Quelles sont les caractéristiques du sommeil des enfants ?
Les enfants ont besoin de dormir, c’est un élément essentiel de leur croissance, de leur développement harmonieux et de leur bonne santé mentale et physique. Il y a naturellement des gros dormeurs et des petits dormeurs, mais d’une manière générale, on considère qu’à l’âge de 10 ou 12 ans ils ont besoin de neuf heures de sommeil. Or, actuellement, on en est loin. Parce qu’ils utilisent des écrans à longueur de journée, du matin au soir et y compris la nuit, les enfants dorment désormais en moyenne sept heures par nuit. Des études montrent qu’environ 90 % des adolescents ont un smartphone, et que – c’est ça qui m’inquiète le plus –, le mobile reste allumé en permanence toute la journée chez environ 60 % d’entre eux.
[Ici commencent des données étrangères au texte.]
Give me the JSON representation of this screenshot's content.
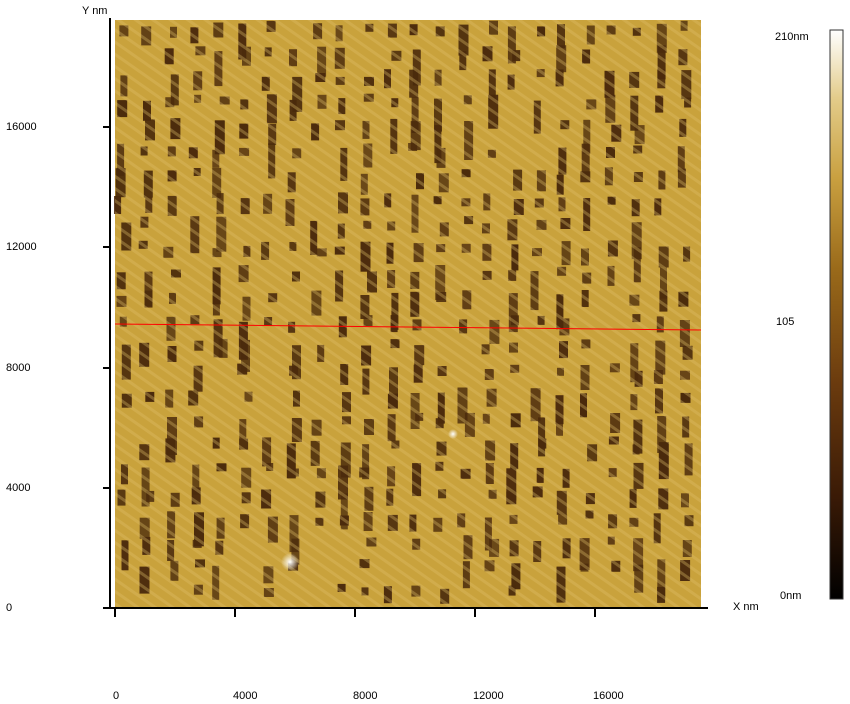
{
  "axes": {
    "x_label": "X nm",
    "y_label": "Y nm",
    "x_ticks": [
      "0",
      "4000",
      "8000",
      "12000",
      "16000"
    ],
    "y_ticks": [
      "0",
      "4000",
      "8000",
      "12000",
      "16000"
    ]
  },
  "colorbar": {
    "max_label": "210nm",
    "mid_label": "105",
    "min_label": "0nm",
    "gradient_colors": [
      "#000000",
      "#3a1a06",
      "#6b3b0e",
      "#9a6a1a",
      "#c9a040",
      "#e3cc8a",
      "#ffffff"
    ]
  },
  "image": {
    "surface_color": "#c9a23c",
    "pit_color": "#4a2a0c",
    "profile_line_color": "#ff0000"
  }
}
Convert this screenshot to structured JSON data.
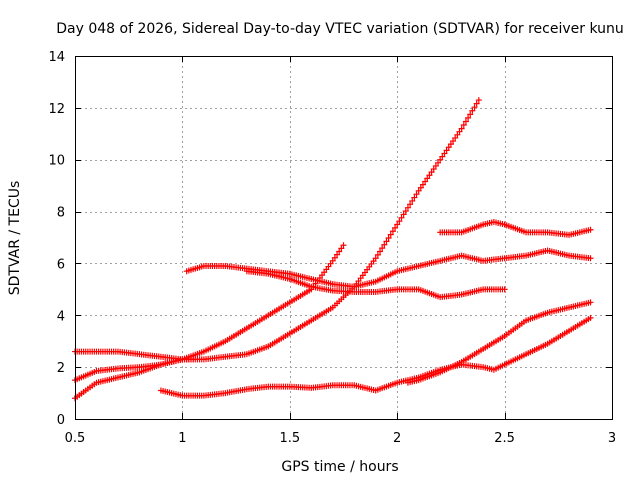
{
  "chart_data": {
    "type": "scatter",
    "title": "Day 048 of 2026, Sidereal Day-to-day VTEC variation (SDTVAR) for receiver kunu",
    "xlabel": "GPS time / hours",
    "ylabel": "SDTVAR / TECUs",
    "xlim": [
      0.5,
      3.0
    ],
    "ylim": [
      0,
      14
    ],
    "xticks": [
      0.5,
      1,
      1.5,
      2,
      2.5,
      3
    ],
    "xtick_labels": [
      "0.5",
      "1",
      "1.5",
      "2",
      "2.5",
      "3"
    ],
    "yticks": [
      0,
      2,
      4,
      6,
      8,
      10,
      12,
      14
    ],
    "ytick_labels": [
      "0",
      "2",
      "4",
      "6",
      "8",
      "10",
      "12",
      "14"
    ],
    "grid": true,
    "marker": "plus",
    "color": "#ff0000",
    "series": [
      {
        "name": "series-1",
        "x": [
          0.5,
          0.6,
          0.7,
          0.8,
          0.9,
          1.0,
          1.1,
          1.2,
          1.3,
          1.4,
          1.5,
          1.6,
          1.7,
          1.75
        ],
        "y": [
          1.5,
          1.85,
          1.95,
          2.0,
          2.1,
          2.3,
          2.6,
          3.0,
          3.5,
          4.0,
          4.5,
          5.0,
          6.1,
          6.7
        ]
      },
      {
        "name": "series-2",
        "x": [
          0.5,
          0.55,
          0.6,
          0.7,
          0.8,
          0.9,
          1.0,
          1.1,
          1.2,
          1.3,
          1.4,
          1.5,
          1.6,
          1.7,
          1.8,
          1.9,
          2.0,
          2.1,
          2.2,
          2.3,
          2.38
        ],
        "y": [
          0.8,
          1.1,
          1.4,
          1.6,
          1.8,
          2.1,
          2.3,
          2.3,
          2.4,
          2.5,
          2.8,
          3.3,
          3.8,
          4.3,
          5.1,
          6.2,
          7.5,
          8.8,
          10.0,
          11.2,
          12.3
        ]
      },
      {
        "name": "series-3",
        "x": [
          0.5,
          0.6,
          0.7,
          0.8,
          0.9,
          1.0,
          1.05
        ],
        "y": [
          2.6,
          2.6,
          2.6,
          2.5,
          2.4,
          2.3,
          2.3
        ]
      },
      {
        "name": "series-4",
        "x": [
          1.02,
          1.1,
          1.2,
          1.3,
          1.4,
          1.5,
          1.6,
          1.7,
          1.8,
          1.9,
          2.0,
          2.1,
          2.2,
          2.3,
          2.4,
          2.5,
          2.6,
          2.7,
          2.8,
          2.9
        ],
        "y": [
          5.7,
          5.9,
          5.9,
          5.8,
          5.7,
          5.6,
          5.4,
          5.2,
          5.1,
          5.3,
          5.7,
          5.9,
          6.1,
          6.3,
          6.1,
          6.2,
          6.3,
          6.5,
          6.3,
          6.2
        ]
      },
      {
        "name": "series-5",
        "x": [
          1.3,
          1.4,
          1.5,
          1.6,
          1.7,
          1.8,
          1.9,
          2.0,
          2.1,
          2.2,
          2.3,
          2.4,
          2.5
        ],
        "y": [
          5.7,
          5.6,
          5.4,
          5.1,
          4.95,
          4.9,
          4.9,
          5.0,
          5.0,
          4.7,
          4.8,
          5.0,
          5.0
        ]
      },
      {
        "name": "series-6",
        "x": [
          0.9,
          1.0,
          1.1,
          1.2,
          1.3,
          1.4,
          1.5,
          1.6,
          1.7,
          1.8,
          1.9,
          2.0,
          2.05,
          2.1,
          2.2,
          2.3,
          2.4,
          2.45,
          2.5,
          2.6,
          2.7,
          2.8,
          2.9
        ],
        "y": [
          1.1,
          0.9,
          0.9,
          1.0,
          1.15,
          1.25,
          1.25,
          1.2,
          1.3,
          1.3,
          1.1,
          1.4,
          1.5,
          1.6,
          1.9,
          2.1,
          2.0,
          1.9,
          2.1,
          2.5,
          2.9,
          3.4,
          3.9
        ]
      },
      {
        "name": "series-7",
        "x": [
          2.05,
          2.1,
          2.2,
          2.3,
          2.4,
          2.5,
          2.6,
          2.7,
          2.8,
          2.9
        ],
        "y": [
          1.4,
          1.5,
          1.8,
          2.2,
          2.7,
          3.2,
          3.8,
          4.1,
          4.3,
          4.5
        ]
      },
      {
        "name": "series-8",
        "x": [
          2.2,
          2.3,
          2.4,
          2.45,
          2.5,
          2.6,
          2.7,
          2.8,
          2.9
        ],
        "y": [
          7.2,
          7.2,
          7.5,
          7.6,
          7.5,
          7.2,
          7.2,
          7.1,
          7.3
        ]
      }
    ]
  }
}
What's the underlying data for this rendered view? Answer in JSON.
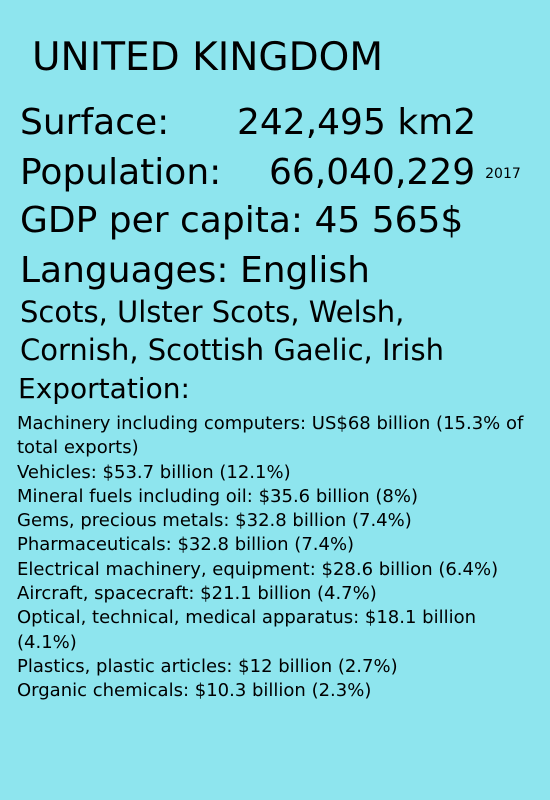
{
  "title": "UNITED KINGDOM",
  "surface": {
    "label": "Surface:",
    "value": "242,495 km2"
  },
  "population": {
    "label": "Population:",
    "value": "66,040,229",
    "year": "2017"
  },
  "gdp": "GDP per capita: 45 565$",
  "languages": {
    "main": "Languages: English",
    "others": "Scots, Ulster Scots, Welsh, Cornish, Scottish Gaelic, Irish"
  },
  "exportation": {
    "heading": "Exportation:",
    "items": [
      "Machinery including computers: US$68 billion (15.3% of total exports)",
      "Vehicles: $53.7 billion (12.1%)",
      "Mineral fuels including oil: $35.6 billion (8%)",
      "Gems, precious metals: $32.8 billion (7.4%)",
      "Pharmaceuticals: $32.8 billion (7.4%)",
      "Electrical machinery, equipment: $28.6 billion (6.4%)",
      "Aircraft, spacecraft: $21.1 billion (4.7%)",
      "Optical, technical, medical apparatus: $18.1 billion (4.1%)",
      "Plastics, plastic articles: $12 billion (2.7%)",
      "Organic chemicals: $10.3 billion (2.3%)"
    ]
  },
  "colors": {
    "background": "#8ee5ee",
    "text": "#000000"
  }
}
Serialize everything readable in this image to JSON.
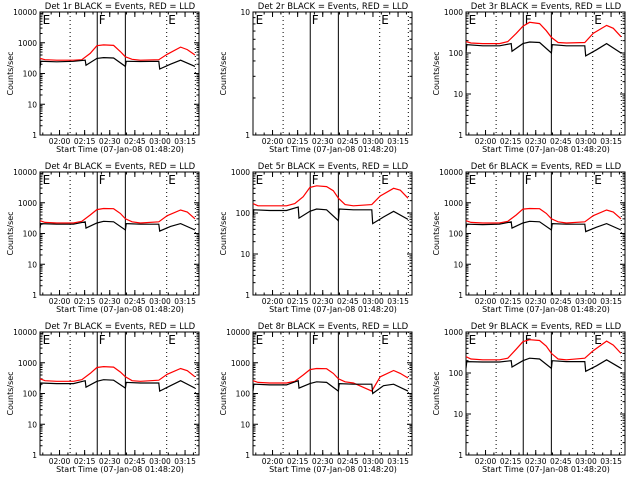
{
  "chart_data": {
    "type": "line",
    "x_units": "minutes after start time",
    "xlim": [
      0,
      95
    ],
    "xlabel": "Start Time (07-Jan-08 01:48:20)",
    "ylabel": "Counts/sec",
    "yscale": "log",
    "x_ticks": [
      {
        "t": 11.67,
        "label": "02:00"
      },
      {
        "t": 26.67,
        "label": "02:15"
      },
      {
        "t": 41.67,
        "label": "02:30"
      },
      {
        "t": 56.67,
        "label": "02:45"
      },
      {
        "t": 71.67,
        "label": "03:00"
      },
      {
        "t": 86.67,
        "label": "03:15"
      }
    ],
    "vlines": [
      {
        "t": 18,
        "style": "dotted"
      },
      {
        "t": 34.2,
        "style": "solid"
      },
      {
        "t": 51,
        "style": "solid"
      },
      {
        "t": 75.7,
        "style": "dotted"
      },
      {
        "t": 92.8,
        "style": "dotted"
      }
    ],
    "markers": [
      {
        "t": 1,
        "label": "E"
      },
      {
        "t": 34.5,
        "label": "F"
      },
      {
        "t": 76,
        "label": "E"
      }
    ],
    "colors": {
      "events": "#000000",
      "lld": "#ff0000"
    },
    "black_t": [
      0,
      0.5,
      10,
      20,
      27,
      27.5,
      34,
      38,
      44,
      51,
      51.5,
      60,
      71,
      71.5,
      78,
      84,
      92.6
    ],
    "red_t": [
      0,
      3,
      10,
      20,
      25,
      30,
      34,
      38,
      44,
      48,
      51,
      55,
      60,
      71,
      76,
      84,
      88,
      92.6
    ],
    "panels": [
      {
        "title": "Det 1r BLACK = Events, RED = LLD",
        "ylim": [
          1,
          10000
        ],
        "events": [
          150,
          250,
          240,
          250,
          270,
          185,
          310,
          330,
          320,
          170,
          250,
          245,
          250,
          140,
          200,
          270,
          170
        ],
        "lld": [
          310,
          280,
          270,
          270,
          280,
          450,
          800,
          850,
          820,
          520,
          350,
          290,
          270,
          280,
          420,
          720,
          600,
          400
        ]
      },
      {
        "title": "Det 2r BLACK = Events, RED = LLD",
        "ylim": [
          1,
          10
        ],
        "events": [],
        "lld": []
      },
      {
        "title": "Det 3r BLACK = Events, RED = LLD",
        "ylim": [
          1,
          1000
        ],
        "events": [
          100,
          160,
          150,
          150,
          170,
          110,
          170,
          185,
          180,
          100,
          160,
          150,
          150,
          85,
          120,
          170,
          100
        ],
        "lld": [
          190,
          175,
          170,
          170,
          190,
          300,
          450,
          560,
          520,
          350,
          240,
          180,
          175,
          180,
          300,
          470,
          400,
          250
        ]
      },
      {
        "title": "Det 4r BLACK = Events, RED = LLD",
        "ylim": [
          1,
          10000
        ],
        "events": [
          150,
          210,
          200,
          200,
          240,
          150,
          220,
          250,
          240,
          130,
          210,
          200,
          200,
          120,
          170,
          210,
          130
        ],
        "lld": [
          260,
          230,
          220,
          220,
          250,
          400,
          600,
          650,
          640,
          450,
          300,
          240,
          220,
          240,
          380,
          580,
          500,
          300
        ]
      },
      {
        "title": "Det 5r BLACK = Events, RED = LLD",
        "ylim": [
          1,
          1000
        ],
        "events": [
          80,
          120,
          115,
          115,
          140,
          75,
          110,
          125,
          120,
          65,
          125,
          120,
          120,
          55,
          80,
          110,
          70
        ],
        "lld": [
          170,
          150,
          150,
          150,
          170,
          250,
          420,
          460,
          440,
          350,
          230,
          160,
          150,
          160,
          260,
          400,
          360,
          230
        ]
      },
      {
        "title": "Det 6r BLACK = Events, RED = LLD",
        "ylim": [
          1,
          10000
        ],
        "events": [
          150,
          200,
          195,
          200,
          240,
          150,
          220,
          250,
          240,
          130,
          210,
          200,
          200,
          115,
          160,
          210,
          130
        ],
        "lld": [
          260,
          230,
          220,
          220,
          250,
          400,
          620,
          650,
          640,
          450,
          300,
          240,
          220,
          240,
          380,
          580,
          500,
          300
        ]
      },
      {
        "title": "Det 7r BLACK = Events, RED = LLD",
        "ylim": [
          1,
          10000
        ],
        "events": [
          120,
          220,
          210,
          210,
          260,
          160,
          250,
          280,
          270,
          150,
          230,
          220,
          220,
          120,
          180,
          260,
          150
        ],
        "lld": [
          300,
          260,
          250,
          250,
          280,
          450,
          700,
          750,
          720,
          500,
          350,
          260,
          250,
          270,
          420,
          650,
          550,
          350
        ]
      },
      {
        "title": "Det 8r BLACK = Events, RED = LLD",
        "ylim": [
          1,
          10000
        ],
        "events": [
          120,
          200,
          190,
          190,
          260,
          150,
          210,
          240,
          230,
          120,
          210,
          200,
          200,
          100,
          180,
          200,
          120
        ],
        "lld": [
          260,
          230,
          220,
          220,
          250,
          400,
          600,
          650,
          640,
          450,
          300,
          240,
          220,
          120,
          350,
          560,
          450,
          320
        ]
      },
      {
        "title": "Det 9r BLACK = Events, RED = LLD",
        "ylim": [
          1,
          1000
        ],
        "events": [
          130,
          190,
          185,
          185,
          200,
          140,
          200,
          230,
          220,
          130,
          200,
          190,
          190,
          110,
          150,
          210,
          130
        ],
        "lld": [
          250,
          220,
          210,
          210,
          230,
          380,
          580,
          650,
          620,
          450,
          300,
          220,
          210,
          230,
          350,
          600,
          480,
          300
        ]
      }
    ]
  }
}
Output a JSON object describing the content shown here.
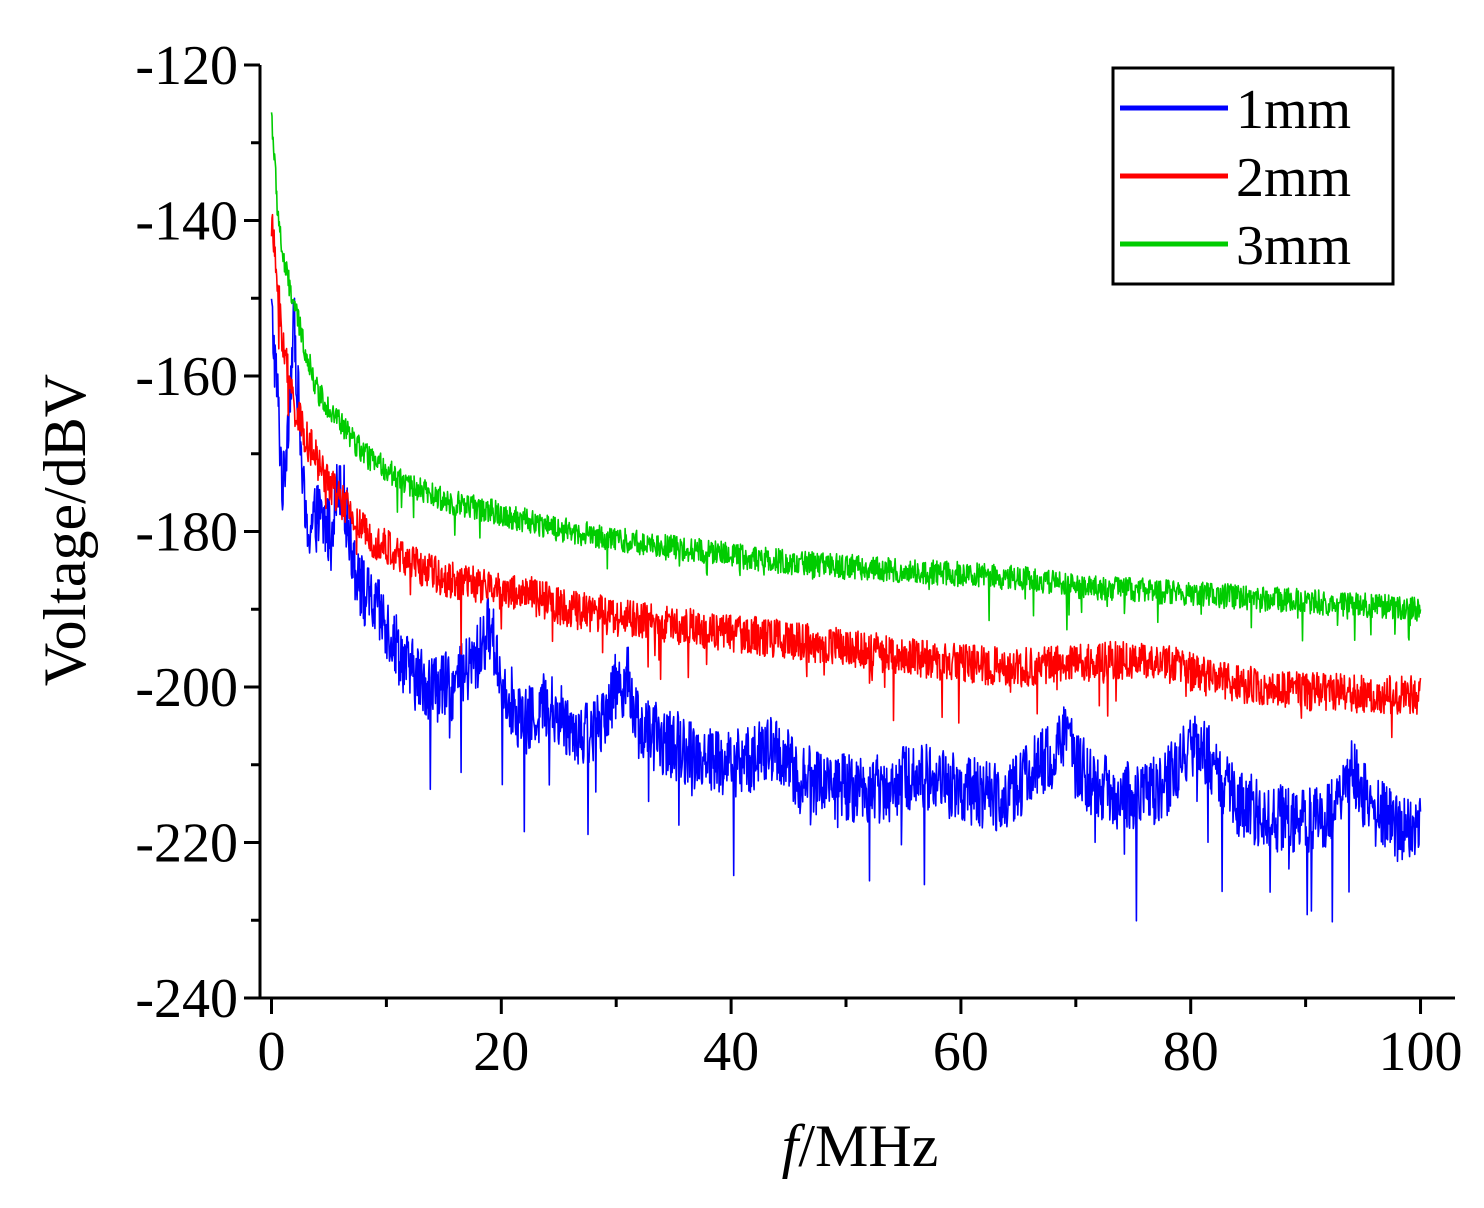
{
  "chart_data": {
    "type": "line",
    "xlabel_italic": "f",
    "xlabel_rest": "/MHz",
    "ylabel": "Voltage/dBV",
    "xlim": [
      -1,
      103
    ],
    "ylim": [
      -240,
      -120
    ],
    "xticks": [
      0,
      20,
      40,
      60,
      80,
      100
    ],
    "xtick_labels": [
      "0",
      "20",
      "40",
      "60",
      "80",
      "100"
    ],
    "yticks": [
      -120,
      -140,
      -160,
      -180,
      -200,
      -220,
      -240
    ],
    "ytick_labels": [
      "-120",
      "-140",
      "-160",
      "-180",
      "-200",
      "-220",
      "-240"
    ],
    "grid": false,
    "legend_position": "top-right",
    "series": [
      {
        "name": "1mm",
        "color": "#0000ff",
        "noise": 4.5,
        "points": [
          [
            0,
            -152
          ],
          [
            0.5,
            -162
          ],
          [
            1,
            -175
          ],
          [
            2,
            -153
          ],
          [
            2.5,
            -168
          ],
          [
            3,
            -180
          ],
          [
            4,
            -178
          ],
          [
            5,
            -180
          ],
          [
            6,
            -173
          ],
          [
            7,
            -182
          ],
          [
            8,
            -188
          ],
          [
            9,
            -190
          ],
          [
            10,
            -192
          ],
          [
            12,
            -198
          ],
          [
            14,
            -200
          ],
          [
            16,
            -200
          ],
          [
            17,
            -198
          ],
          [
            18,
            -196
          ],
          [
            19,
            -192
          ],
          [
            20,
            -199
          ],
          [
            22,
            -205
          ],
          [
            24,
            -202
          ],
          [
            26,
            -205
          ],
          [
            28,
            -206
          ],
          [
            30,
            -200
          ],
          [
            31,
            -199
          ],
          [
            32,
            -205
          ],
          [
            34,
            -207
          ],
          [
            36,
            -208
          ],
          [
            38,
            -209
          ],
          [
            40,
            -210
          ],
          [
            42,
            -209
          ],
          [
            44,
            -208
          ],
          [
            46,
            -212
          ],
          [
            48,
            -212
          ],
          [
            50,
            -213
          ],
          [
            52,
            -213
          ],
          [
            54,
            -213
          ],
          [
            56,
            -211
          ],
          [
            58,
            -212
          ],
          [
            60,
            -213
          ],
          [
            62,
            -214
          ],
          [
            64,
            -214
          ],
          [
            66,
            -211
          ],
          [
            68,
            -209
          ],
          [
            69,
            -206
          ],
          [
            70,
            -210
          ],
          [
            72,
            -213
          ],
          [
            74,
            -214
          ],
          [
            76,
            -214
          ],
          [
            78,
            -212
          ],
          [
            80,
            -208
          ],
          [
            81,
            -207
          ],
          [
            82,
            -211
          ],
          [
            84,
            -215
          ],
          [
            86,
            -216
          ],
          [
            88,
            -217
          ],
          [
            90,
            -217
          ],
          [
            92,
            -216
          ],
          [
            93,
            -213
          ],
          [
            94,
            -211
          ],
          [
            96,
            -216
          ],
          [
            98,
            -218
          ],
          [
            100,
            -218
          ]
        ]
      },
      {
        "name": "2mm",
        "color": "#ff0000",
        "noise": 2.5,
        "points": [
          [
            0,
            -140
          ],
          [
            0.5,
            -148
          ],
          [
            1,
            -156
          ],
          [
            2,
            -164
          ],
          [
            3,
            -168
          ],
          [
            4,
            -171
          ],
          [
            6,
            -176
          ],
          [
            8,
            -180
          ],
          [
            10,
            -182
          ],
          [
            12,
            -184
          ],
          [
            15,
            -186
          ],
          [
            18,
            -187
          ],
          [
            22,
            -188
          ],
          [
            26,
            -190
          ],
          [
            30,
            -191
          ],
          [
            35,
            -192
          ],
          [
            40,
            -193
          ],
          [
            45,
            -194
          ],
          [
            50,
            -195
          ],
          [
            55,
            -196
          ],
          [
            60,
            -197
          ],
          [
            65,
            -197.5
          ],
          [
            70,
            -197
          ],
          [
            74,
            -196.5
          ],
          [
            78,
            -197
          ],
          [
            82,
            -199
          ],
          [
            86,
            -200
          ],
          [
            90,
            -200.5
          ],
          [
            95,
            -201
          ],
          [
            100,
            -201
          ]
        ]
      },
      {
        "name": "3mm",
        "color": "#00cc00",
        "noise": 1.6,
        "points": [
          [
            0,
            -126
          ],
          [
            0.5,
            -138
          ],
          [
            1,
            -145
          ],
          [
            2,
            -151
          ],
          [
            3,
            -157
          ],
          [
            4,
            -162
          ],
          [
            6,
            -166
          ],
          [
            8,
            -170
          ],
          [
            10,
            -172
          ],
          [
            12,
            -174
          ],
          [
            15,
            -176
          ],
          [
            18,
            -177
          ],
          [
            22,
            -178.5
          ],
          [
            26,
            -180
          ],
          [
            30,
            -181
          ],
          [
            35,
            -182
          ],
          [
            40,
            -183
          ],
          [
            45,
            -184
          ],
          [
            50,
            -184.5
          ],
          [
            55,
            -185
          ],
          [
            60,
            -185.5
          ],
          [
            65,
            -186
          ],
          [
            70,
            -187
          ],
          [
            75,
            -187.5
          ],
          [
            80,
            -188
          ],
          [
            85,
            -188.5
          ],
          [
            90,
            -189
          ],
          [
            95,
            -189.5
          ],
          [
            100,
            -190
          ]
        ]
      }
    ]
  }
}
C’est un gros problème. Cela entraîne une fatigue liée à une dette de sommeil, qui s'établit nuit après nuit, jour après jour. A force d’être le nez sur leurs écrans (ordinateur, console, téléphone, télévision), aux dépens des heures de sommeil, les enfants s’endorment tard et sont obligés de se réveiller à une heure fixe le lendemain, puisqu’ils vont à l’école, au collège ou au lycée.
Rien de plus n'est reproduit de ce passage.